Carl Perkins may be the least famous of the Million Dollar Quartet who turned up to record at Sun Studio on the same day as Elvis Presley, Johnny Cash and Jerry Lee Lewis.
But he’s a legend in rockabilly circles. “If there were no Carl Perkins, there would be no Beatles,” said one of his admirers – Paul McCartney.
There might have been no Elvis either, since Perkins had perfected that sound while Presley was still in diapers.
Perkins had been playing his fusion of country and blues since he was 14 years old, developing the shuffling boogie that would come to be called rockabilly as far back as the mid-1940s.
He earned the title The King Of Rockabilly by writing – and singing – Blue Suede Shoes, the first million-seller for Sam Phillips at Sun Studio, before Elvis made it an even bigger hit.
Carl wrote his first single, released in early 1955, when he was just 13. Movie Magg is a song about his weekend trips to the cinema with his girlfriend Maggie, riding together on the back of a mule because his family could not afford a car.
It was an authentic tale. Perkins grew up in family of poor sharecroppers in Tennessee, picking cotton from the age of six, and picking up his musical education from black field workers and gospel singers in church. His father fashioned his first guitar from a cigar box and a broomstick.
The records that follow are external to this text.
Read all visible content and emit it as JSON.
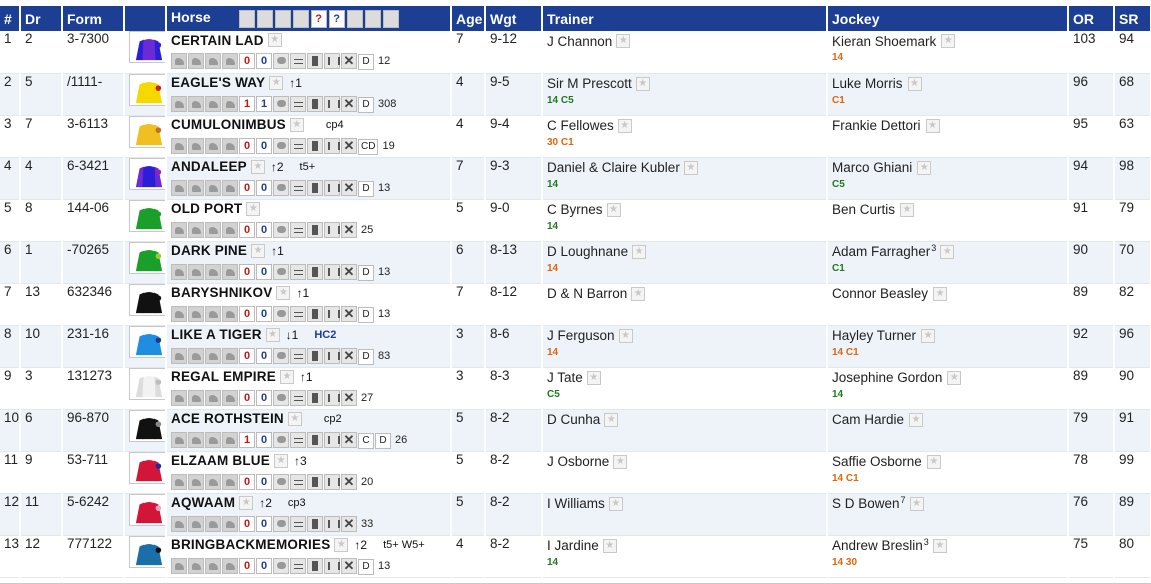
{
  "columns": {
    "num": "#",
    "dr": "Dr",
    "form": "Form",
    "horse": "Horse",
    "age": "Age",
    "wgt": "Wgt",
    "trainer": "Trainer",
    "jockey": "Jockey",
    "or": "OR",
    "sr": "SR"
  },
  "header_icons": {
    "q1": "?",
    "q2": "?"
  },
  "colors": {
    "header_bg": "#1c3f94",
    "row_alt_bg": "#eef3f9",
    "stat_green": "#1f7a1f",
    "stat_orange": "#e0650b",
    "count_red": "#c61616",
    "count_blue": "#1c3f94"
  },
  "runners": [
    {
      "num": "1",
      "dr": "2",
      "form": "3-7300",
      "name": "CERTAIN LAD",
      "trend": "",
      "tag": "",
      "c1": "0",
      "c2": "0",
      "code": "D",
      "rating": "12",
      "age": "7",
      "wgt": "9-12",
      "trainer": "J Channon",
      "trainer_claim": "",
      "trainer_stat": "",
      "jockey": "Kieran Shoemark",
      "jockey_claim": "",
      "jockey_stat": "14",
      "jockey_stat_color": "orange",
      "trainer_stat_color": "",
      "or": "103",
      "sr": "94",
      "silk": {
        "body": "#6a2bd6",
        "sleeve": "#2a1fd6",
        "cap": "#2a1fd6"
      }
    },
    {
      "num": "2",
      "dr": "5",
      "form": "/1111-",
      "name": "EAGLE'S WAY",
      "trend": "↑1",
      "tag": "",
      "c1": "1",
      "c2": "1",
      "code": "D",
      "rating": "308",
      "age": "4",
      "wgt": "9-5",
      "trainer": "Sir M Prescott",
      "trainer_claim": "",
      "trainer_stat": "14 C5",
      "trainer_stat_color": "green",
      "jockey": "Luke Morris",
      "jockey_claim": "",
      "jockey_stat": "C1",
      "jockey_stat_color": "orange",
      "or": "96",
      "sr": "68",
      "silk": {
        "body": "#f4d800",
        "sleeve": "#f4d800",
        "cap": "#d21c1c"
      }
    },
    {
      "num": "3",
      "dr": "7",
      "form": "3-6113",
      "name": "CUMULONIMBUS",
      "trend": "",
      "tag": "cp4",
      "c1": "0",
      "c2": "0",
      "code": "CD",
      "rating": "19",
      "age": "4",
      "wgt": "9-4",
      "trainer": "C Fellowes",
      "trainer_claim": "",
      "trainer_stat": "30 C1",
      "trainer_stat_color": "orange",
      "jockey": "Frankie Dettori",
      "jockey_claim": "",
      "jockey_stat": "",
      "jockey_stat_color": "",
      "or": "95",
      "sr": "63",
      "silk": {
        "body": "#f0c020",
        "sleeve": "#f0c020",
        "cap": "#b8741a"
      }
    },
    {
      "num": "4",
      "dr": "4",
      "form": "6-3421",
      "name": "ANDALEEP",
      "trend": "↑2",
      "tag": "t5+",
      "c1": "0",
      "c2": "0",
      "code": "D",
      "rating": "13",
      "age": "7",
      "wgt": "9-3",
      "trainer": "Daniel & Claire Kubler",
      "trainer_claim": "",
      "trainer_stat": "14",
      "trainer_stat_color": "green",
      "jockey": "Marco Ghiani",
      "jockey_claim": "",
      "jockey_stat": "C5",
      "jockey_stat_color": "green",
      "or": "94",
      "sr": "98",
      "silk": {
        "body": "#2a1fd6",
        "sleeve": "#6a2bd6",
        "cap": "#9b1fa8"
      }
    },
    {
      "num": "5",
      "dr": "8",
      "form": "144-06",
      "name": "OLD PORT",
      "trend": "",
      "tag": "",
      "c1": "0",
      "c2": "0",
      "code": "",
      "rating": "25",
      "age": "5",
      "wgt": "9-0",
      "trainer": "C Byrnes",
      "trainer_claim": "",
      "trainer_stat": "14",
      "trainer_stat_color": "green",
      "jockey": "Ben Curtis",
      "jockey_claim": "",
      "jockey_stat": "",
      "jockey_stat_color": "",
      "or": "91",
      "sr": "79",
      "silk": {
        "body": "#1aa02a",
        "sleeve": "#1aa02a",
        "cap": "#1aa02a"
      }
    },
    {
      "num": "6",
      "dr": "1",
      "form": "-70265",
      "name": "DARK PINE",
      "trend": "↑1",
      "tag": "",
      "c1": "0",
      "c2": "0",
      "code": "D",
      "rating": "13",
      "age": "6",
      "wgt": "8-13",
      "trainer": "D Loughnane",
      "trainer_claim": "",
      "trainer_stat": "14",
      "trainer_stat_color": "orange",
      "jockey": "Adam Farragher",
      "jockey_claim": "3",
      "jockey_stat": "C1",
      "jockey_stat_color": "green",
      "or": "90",
      "sr": "70",
      "silk": {
        "body": "#1aa02a",
        "sleeve": "#1aa02a",
        "cap": "#8fd12a"
      }
    },
    {
      "num": "7",
      "dr": "13",
      "form": "632346",
      "name": "BARYSHNIKOV",
      "trend": "↑1",
      "tag": "",
      "c1": "0",
      "c2": "0",
      "code": "D",
      "rating": "13",
      "age": "7",
      "wgt": "8-12",
      "trainer": "D & N Barron",
      "trainer_claim": "",
      "trainer_stat": "",
      "trainer_stat_color": "",
      "jockey": "Connor Beasley",
      "jockey_claim": "",
      "jockey_stat": "",
      "jockey_stat_color": "",
      "or": "89",
      "sr": "82",
      "silk": {
        "body": "#111111",
        "sleeve": "#111111",
        "cap": "#111111"
      }
    },
    {
      "num": "8",
      "dr": "10",
      "form": "231-16",
      "name": "LIKE A TIGER",
      "trend": "↓1",
      "tag": "HC2",
      "tag_blue": true,
      "c1": "0",
      "c2": "0",
      "code": "D",
      "rating": "83",
      "age": "3",
      "wgt": "8-6",
      "trainer": "J Ferguson",
      "trainer_claim": "",
      "trainer_stat": "14",
      "trainer_stat_color": "orange",
      "jockey": "Hayley Turner",
      "jockey_claim": "",
      "jockey_stat": "14 C1",
      "jockey_stat_color": "orange",
      "or": "92",
      "sr": "96",
      "silk": {
        "body": "#1f8ee0",
        "sleeve": "#1f8ee0",
        "cap": "#0f3f8a"
      }
    },
    {
      "num": "9",
      "dr": "3",
      "form": "131273",
      "name": "REGAL EMPIRE",
      "trend": "↑1",
      "tag": "",
      "c1": "0",
      "c2": "0",
      "code": "",
      "rating": "27",
      "age": "3",
      "wgt": "8-3",
      "trainer": "J Tate",
      "trainer_claim": "",
      "trainer_stat": "C5",
      "trainer_stat_color": "green",
      "jockey": "Josephine Gordon",
      "jockey_claim": "",
      "jockey_stat": "14",
      "jockey_stat_color": "green",
      "or": "89",
      "sr": "90",
      "silk": {
        "body": "#f2f2f2",
        "sleeve": "#dcdcdc",
        "cap": "#bdbdbd"
      }
    },
    {
      "num": "10",
      "dr": "6",
      "form": "96-870",
      "name": "ACE ROTHSTEIN",
      "trend": "",
      "tag": "cp2",
      "c1": "1",
      "c2": "0",
      "code": "C D",
      "rating": "26",
      "age": "5",
      "wgt": "8-2",
      "trainer": "D Cunha",
      "trainer_claim": "",
      "trainer_stat": "",
      "trainer_stat_color": "",
      "jockey": "Cam Hardie",
      "jockey_claim": "",
      "jockey_stat": "",
      "jockey_stat_color": "",
      "or": "79",
      "sr": "91",
      "silk": {
        "body": "#111111",
        "sleeve": "#111111",
        "cap": "#8a8a8a"
      }
    },
    {
      "num": "11",
      "dr": "9",
      "form": "53-711",
      "name": "ELZAAM BLUE",
      "trend": "↑3",
      "tag": "",
      "c1": "0",
      "c2": "0",
      "code": "",
      "rating": "20",
      "age": "5",
      "wgt": "8-2",
      "trainer": "J Osborne",
      "trainer_claim": "",
      "trainer_stat": "",
      "trainer_stat_color": "",
      "jockey": "Saffie Osborne",
      "jockey_claim": "",
      "jockey_stat": "14 C1",
      "jockey_stat_color": "orange",
      "or": "78",
      "sr": "99",
      "silk": {
        "body": "#d2163a",
        "sleeve": "#d2163a",
        "cap": "#1d2aa8"
      }
    },
    {
      "num": "12",
      "dr": "11",
      "form": "5-6242",
      "name": "AQWAAM",
      "trend": "↑2",
      "tag": "cp3",
      "c1": "0",
      "c2": "0",
      "code": "",
      "rating": "33",
      "age": "5",
      "wgt": "8-2",
      "trainer": "I Williams",
      "trainer_claim": "",
      "trainer_stat": "",
      "trainer_stat_color": "",
      "jockey": "S D Bowen",
      "jockey_claim": "7",
      "jockey_stat": "",
      "jockey_stat_color": "",
      "or": "76",
      "sr": "89",
      "silk": {
        "body": "#d2163a",
        "sleeve": "#d2163a",
        "cap": "#f2a0c8"
      }
    },
    {
      "num": "13",
      "dr": "12",
      "form": "777122",
      "name": "BRINGBACKMEMORIES",
      "trend": "↑2",
      "tag": "t5+ W5+",
      "c1": "0",
      "c2": "0",
      "code": "D",
      "rating": "13",
      "age": "4",
      "wgt": "8-2",
      "trainer": "I Jardine",
      "trainer_claim": "",
      "trainer_stat": "14",
      "trainer_stat_color": "green",
      "jockey": "Andrew Breslin",
      "jockey_claim": "3",
      "jockey_stat": "14 30",
      "jockey_stat_color": "orange",
      "or": "75",
      "sr": "80",
      "silk": {
        "body": "#1a6fa8",
        "sleeve": "#1a6fa8",
        "cap": "#111111"
      }
    }
  ]
}
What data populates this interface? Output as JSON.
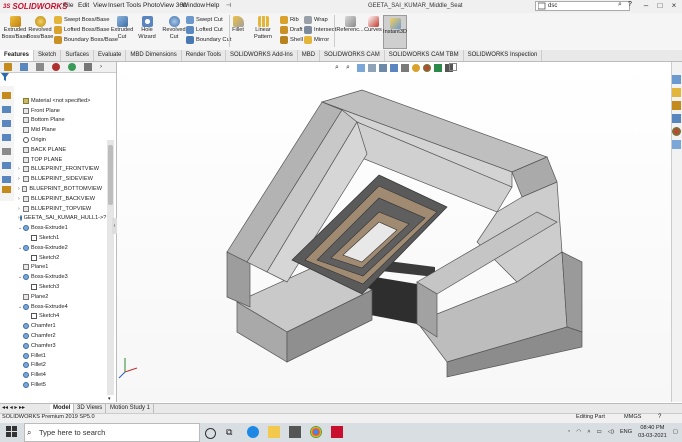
{
  "app": {
    "name": "SOLIDWORKS",
    "document_title": "GEETA_SAI_KUMAR_Middle_Seat",
    "search_placeholder": "dsc"
  },
  "menu": [
    "File",
    "Edit",
    "View",
    "Insert",
    "Tools",
    "PhotoView 360",
    "Window",
    "Help"
  ],
  "ribbon": {
    "extruded_boss": [
      "Extruded",
      "Boss/Base"
    ],
    "revolved_boss": [
      "Revolved",
      "Boss/Base"
    ],
    "swept_boss": "Swept Boss/Base",
    "lofted_boss": "Lofted Boss/Base",
    "boundary_boss": "Boundary Boss/Base",
    "extruded_cut": [
      "Extruded",
      "Cut"
    ],
    "hole_wizard": "Hole Wizard",
    "revolved_cut": [
      "Revolved",
      "Cut"
    ],
    "swept_cut": "Swept Cut",
    "lofted_cut": "Lofted Cut",
    "boundary_cut": "Boundary Cut",
    "fillet": "Fillet",
    "linear_pattern": "Linear Pattern",
    "rib": "Rib",
    "draft": "Draft",
    "shell": "Shell",
    "wrap": "Wrap",
    "intersect": "Intersect",
    "mirror": "Mirror",
    "reference": "Referenc...",
    "curves": "Curves",
    "instant3d": "Instant3D"
  },
  "command_tabs": [
    "Features",
    "Sketch",
    "Surfaces",
    "Evaluate",
    "MBD Dimensions",
    "Render Tools",
    "SOLIDWORKS Add-Ins",
    "MBD",
    "SOLIDWORKS CAM",
    "SOLIDWORKS CAM TBM",
    "SOLIDWORKS Inspection"
  ],
  "tree": [
    {
      "label": "Material <not specified>",
      "icon": "mat",
      "indent": 0,
      "arrow": ""
    },
    {
      "label": "Front Plane",
      "icon": "plane",
      "indent": 0,
      "arrow": ""
    },
    {
      "label": "Bottom Plane",
      "icon": "plane",
      "indent": 0,
      "arrow": ""
    },
    {
      "label": "Mid Plane",
      "icon": "plane",
      "indent": 0,
      "arrow": ""
    },
    {
      "label": "Origin",
      "icon": "origin",
      "indent": 0,
      "arrow": ""
    },
    {
      "label": "BACK PLANE",
      "icon": "plane",
      "indent": 0,
      "arrow": ""
    },
    {
      "label": "TOP PLANE",
      "icon": "plane",
      "indent": 0,
      "arrow": ""
    },
    {
      "label": "BLUEPRINT_FRONTVIEW",
      "icon": "plane",
      "indent": 0,
      "arrow": "›"
    },
    {
      "label": "BLUEPRINT_SIDEVIEW",
      "icon": "plane",
      "indent": 0,
      "arrow": "›"
    },
    {
      "label": "BLUEPRINT_BOTTOMVIEW",
      "icon": "plane",
      "indent": 0,
      "arrow": "›"
    },
    {
      "label": "BLUEPRINT_BACKVIEW",
      "icon": "plane",
      "indent": 0,
      "arrow": "›"
    },
    {
      "label": "BLUEPRINT_TOPVIEW",
      "icon": "plane",
      "indent": 0,
      "arrow": "›"
    },
    {
      "label": "GEETA_SAI_KUMAR_HULL1->?",
      "icon": "feat",
      "indent": 0,
      "arrow": "›"
    },
    {
      "label": "Boss-Extrude1",
      "icon": "feat",
      "indent": 0,
      "arrow": "⌄"
    },
    {
      "label": "Sketch1",
      "icon": "sketch",
      "indent": 1,
      "arrow": ""
    },
    {
      "label": "Boss-Extrude2",
      "icon": "feat",
      "indent": 0,
      "arrow": "⌄"
    },
    {
      "label": "Sketch2",
      "icon": "sketch",
      "indent": 1,
      "arrow": ""
    },
    {
      "label": "Plane1",
      "icon": "plane",
      "indent": 0,
      "arrow": ""
    },
    {
      "label": "Boss-Extrude3",
      "icon": "feat",
      "indent": 0,
      "arrow": "⌄"
    },
    {
      "label": "Sketch3",
      "icon": "sketch",
      "indent": 1,
      "arrow": ""
    },
    {
      "label": "Plane2",
      "icon": "plane",
      "indent": 0,
      "arrow": ""
    },
    {
      "label": "Boss-Extrude4",
      "icon": "feat",
      "indent": 0,
      "arrow": "⌄"
    },
    {
      "label": "Sketch4",
      "icon": "sketch",
      "indent": 1,
      "arrow": ""
    },
    {
      "label": "Chamfer1",
      "icon": "feat",
      "indent": 0,
      "arrow": ""
    },
    {
      "label": "Chamfer2",
      "icon": "feat",
      "indent": 0,
      "arrow": ""
    },
    {
      "label": "Chamfer3",
      "icon": "feat",
      "indent": 0,
      "arrow": ""
    },
    {
      "label": "Fillet1",
      "icon": "feat",
      "indent": 0,
      "arrow": ""
    },
    {
      "label": "Fillet2",
      "icon": "feat",
      "indent": 0,
      "arrow": ""
    },
    {
      "label": "Fillet4",
      "icon": "feat",
      "indent": 0,
      "arrow": ""
    },
    {
      "label": "Fillet5",
      "icon": "feat",
      "indent": 0,
      "arrow": ""
    }
  ],
  "bottom_tabs": [
    "Model",
    "3D Views",
    "Motion Study 1"
  ],
  "status": {
    "left": "SOLIDWORKS Premium 2019 SP5.0",
    "mode": "Editing Part",
    "units": "MMGS"
  },
  "taskbar": {
    "search_placeholder": "Type here to search",
    "language": "ENG",
    "time": "08:40 PM",
    "date": "03-03-2021"
  },
  "colors": {
    "brand": "#c8102e",
    "seat": "#b9b9b9",
    "table_top": "#5a5a5a",
    "table_frame": "#a08a72"
  }
}
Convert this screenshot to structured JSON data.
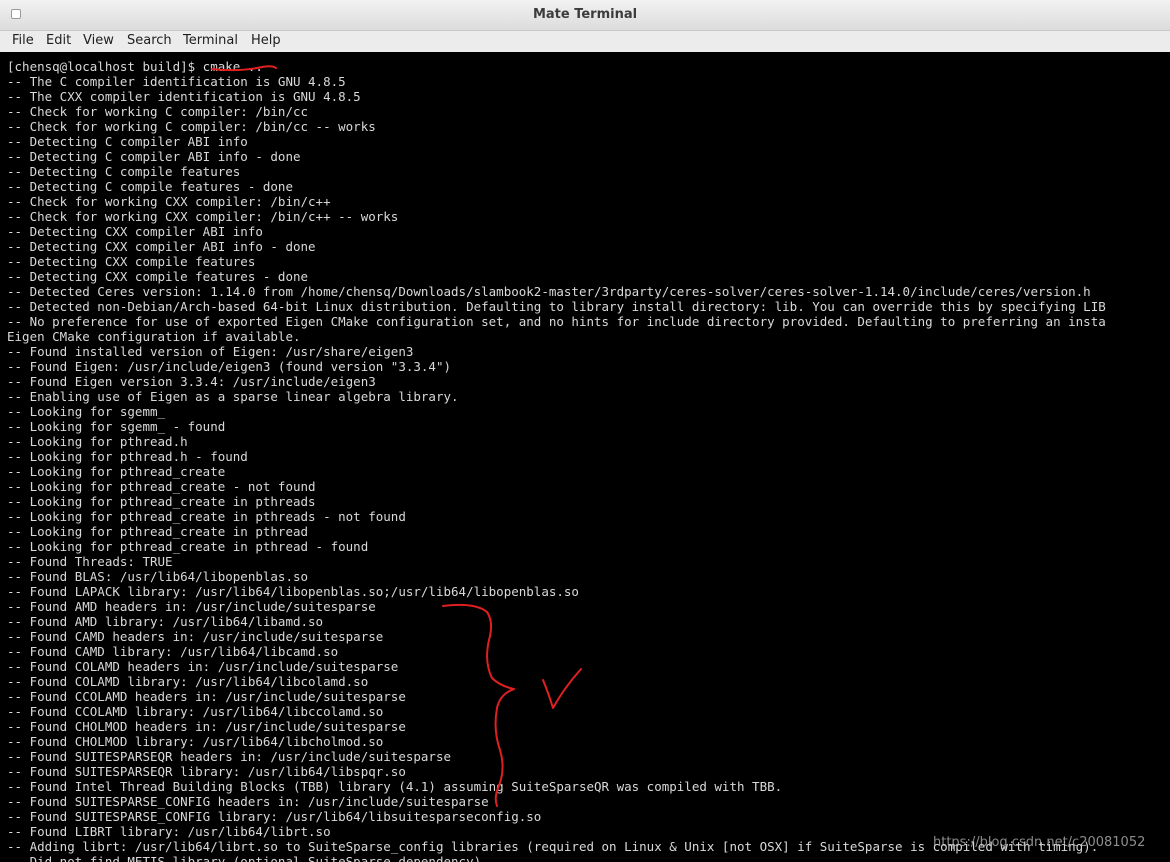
{
  "window": {
    "title": "Mate Terminal",
    "icon": "window-menu-icon"
  },
  "menubar": {
    "items": [
      "File",
      "Edit",
      "View",
      "Search",
      "Terminal",
      "Help"
    ]
  },
  "terminal": {
    "lines": [
      "[chensq@localhost build]$ cmake ..",
      "-- The C compiler identification is GNU 4.8.5",
      "-- The CXX compiler identification is GNU 4.8.5",
      "-- Check for working C compiler: /bin/cc",
      "-- Check for working C compiler: /bin/cc -- works",
      "-- Detecting C compiler ABI info",
      "-- Detecting C compiler ABI info - done",
      "-- Detecting C compile features",
      "-- Detecting C compile features - done",
      "-- Check for working CXX compiler: /bin/c++",
      "-- Check for working CXX compiler: /bin/c++ -- works",
      "-- Detecting CXX compiler ABI info",
      "-- Detecting CXX compiler ABI info - done",
      "-- Detecting CXX compile features",
      "-- Detecting CXX compile features - done",
      "-- Detected Ceres version: 1.14.0 from /home/chensq/Downloads/slambook2-master/3rdparty/ceres-solver/ceres-solver-1.14.0/include/ceres/version.h",
      "-- Detected non-Debian/Arch-based 64-bit Linux distribution. Defaulting to library install directory: lib. You can override this by specifying LIB",
      "-- No preference for use of exported Eigen CMake configuration set, and no hints for include directory provided. Defaulting to preferring an insta",
      "Eigen CMake configuration if available.",
      "-- Found installed version of Eigen: /usr/share/eigen3",
      "-- Found Eigen: /usr/include/eigen3 (found version \"3.3.4\")",
      "-- Found Eigen version 3.3.4: /usr/include/eigen3",
      "-- Enabling use of Eigen as a sparse linear algebra library.",
      "-- Looking for sgemm_",
      "-- Looking for sgemm_ - found",
      "-- Looking for pthread.h",
      "-- Looking for pthread.h - found",
      "-- Looking for pthread_create",
      "-- Looking for pthread_create - not found",
      "-- Looking for pthread_create in pthreads",
      "-- Looking for pthread_create in pthreads - not found",
      "-- Looking for pthread_create in pthread",
      "-- Looking for pthread_create in pthread - found",
      "-- Found Threads: TRUE",
      "-- Found BLAS: /usr/lib64/libopenblas.so",
      "-- Found LAPACK library: /usr/lib64/libopenblas.so;/usr/lib64/libopenblas.so",
      "-- Found AMD headers in: /usr/include/suitesparse",
      "-- Found AMD library: /usr/lib64/libamd.so",
      "-- Found CAMD headers in: /usr/include/suitesparse",
      "-- Found CAMD library: /usr/lib64/libcamd.so",
      "-- Found COLAMD headers in: /usr/include/suitesparse",
      "-- Found COLAMD library: /usr/lib64/libcolamd.so",
      "-- Found CCOLAMD headers in: /usr/include/suitesparse",
      "-- Found CCOLAMD library: /usr/lib64/libccolamd.so",
      "-- Found CHOLMOD headers in: /usr/include/suitesparse",
      "-- Found CHOLMOD library: /usr/lib64/libcholmod.so",
      "-- Found SUITESPARSEQR headers in: /usr/include/suitesparse",
      "-- Found SUITESPARSEQR library: /usr/lib64/libspqr.so",
      "-- Found Intel Thread Building Blocks (TBB) library (4.1) assuming SuiteSparseQR was compiled with TBB.",
      "-- Found SUITESPARSE_CONFIG headers in: /usr/include/suitesparse",
      "-- Found SUITESPARSE_CONFIG library: /usr/lib64/libsuitesparseconfig.so",
      "-- Found LIBRT library: /usr/lib64/librt.so",
      "-- Adding librt: /usr/lib64/librt.so to SuiteSparse_config libraries (required on Linux & Unix [not OSX] if SuiteSparse is compiled with timing).",
      "-- Did not find METIS library (optional SuiteSparse dependency)"
    ]
  },
  "annotations": {
    "color": "#e02020",
    "marks": [
      "underline-on-cmake",
      "curly-brace",
      "check-mark"
    ]
  },
  "watermark": "https://blog.csdn.net/c20081052"
}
In late 1954 he travelled to Memphis to audition for Sam Phillips after hearing Elvis sing the bluegrass song Blue Moon Of Kentucky on the radio, and realising he was not alone.
This was the first song he recorded at Sun Studio with his band of brothers – Carl on lead guitar, Jay on rhythm and Clayton on upright bass – plus drummer W.S. ‘Fluke’ Holland, brought in by Phillips to complete the group (just as he had done with Presley, adding D.J. Fontana).
Phillips released it on his more country-oriented subsidiary of Sun called Flip Records in order to avoid direct competition with his biggest star from a musician with a similar style.
But when Elvis signed with RCA later that year, Phillips brought Perkins back into the fold to focus less on his country side and more on rockabilly – a decision that yielded immediate fruit in 1956 with Blue Suede Shoes.